Myocardial Fibrosis in Patients With Symptomatic Obstructive Hypertrophic Cardiomyopathy: Correlation With Echocardiographic Measurements, Sarcomeric Genotypes, and Pro-Left Ventricular Hypertrophy Polymorphisms Involving the Renin-Angiotensin-Aldosterone System

Blauwet, Lori A., Ackerman, Michael J., Edwards, William D., Riehle, Darren L., Ommen, Steve R. 01 September 2009 (has links)

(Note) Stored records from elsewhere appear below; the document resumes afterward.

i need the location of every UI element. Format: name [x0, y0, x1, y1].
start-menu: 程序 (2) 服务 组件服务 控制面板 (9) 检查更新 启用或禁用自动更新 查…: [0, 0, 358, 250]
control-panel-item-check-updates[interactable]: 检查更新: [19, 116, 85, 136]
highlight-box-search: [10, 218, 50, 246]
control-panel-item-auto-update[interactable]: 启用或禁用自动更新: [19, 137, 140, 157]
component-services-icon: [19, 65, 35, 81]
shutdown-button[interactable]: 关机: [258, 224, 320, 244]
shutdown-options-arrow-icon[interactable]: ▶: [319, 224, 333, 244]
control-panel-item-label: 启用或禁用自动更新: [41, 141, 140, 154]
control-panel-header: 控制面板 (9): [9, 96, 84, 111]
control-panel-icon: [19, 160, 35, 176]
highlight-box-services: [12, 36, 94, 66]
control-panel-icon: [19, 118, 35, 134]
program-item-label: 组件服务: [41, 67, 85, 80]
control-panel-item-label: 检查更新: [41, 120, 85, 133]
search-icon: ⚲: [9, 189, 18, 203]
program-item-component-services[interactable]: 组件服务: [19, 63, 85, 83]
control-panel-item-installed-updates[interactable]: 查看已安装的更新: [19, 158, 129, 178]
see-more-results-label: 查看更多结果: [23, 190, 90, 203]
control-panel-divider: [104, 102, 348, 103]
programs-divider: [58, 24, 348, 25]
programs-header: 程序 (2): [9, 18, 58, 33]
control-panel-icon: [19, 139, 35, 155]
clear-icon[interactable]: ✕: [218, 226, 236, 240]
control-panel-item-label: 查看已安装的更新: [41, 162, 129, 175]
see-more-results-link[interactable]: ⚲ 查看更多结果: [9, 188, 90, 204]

Introduction: Hypertrophic cardiomyopathy (HCM) is a heterogeneous disorder of the cardiac sarcomere, resulting in myocyte hypertrophy and disarray, interstitial fibrosis, and cardiac dysfunction. Our aim was to determine whether the amount of fibrosis in HCM correlates with echocardiographic measures of diastolic dysfunction, presence of HCM-susceptibility mutations, or polymorphisms in the renin-angiotensin-aldosterone system (RAAS). Methods: Surgical specimens from patients with obstructive HCM undergoing septal myectomy at the Mayo Clinic (2001-2004) were examined and compared with autopsy-derived tissues from age- and sex-matched normal controls. Digital image analysis was used to quantitate the fibrosis in representative microscopic sections. Genotyping was performed for myofilament-HCM using polymerase chain reaction, high-performance liquid chromatography, and direct DNA sequencing. RAAS polymorphism status was similarly established. Results: The study included 59 HCM cases and 44 controls. Patients with HCM exhibited more fibrosis (mean 17%, range 3-45%) than controls (mean 8%, range 3-17%) (P<.0001). A significant relationship existed between amount of fibrosis and maximum wall thickness (P=.02), left ventricular ejection fraction (P=.02), and peak early/late diastolic mitral annulus velocity (E/A ratio) (P=.002). Although there was no association between amount of fibrosis and myofilament-HCM genotype status or polymorphisms in the RAAS cascade, there was a trend toward more fibrosis in patients with ≥1 C-encoding allele in CYP11B2-encoded aldosterone synthase. Conclusions: Patients with HCM undergoing septal myectomy had significantly more myocardial interstitial fibrosis than controls. The amount of fibrosis in HCM patients correlated with degree of septal hypertrophy and left ventricular systolic and diastolic function. Notably, neither mutations in cardiac myofilament proteins or polymorphisms in RAAS exhibited strong associations with severity of myocardial fibrosis.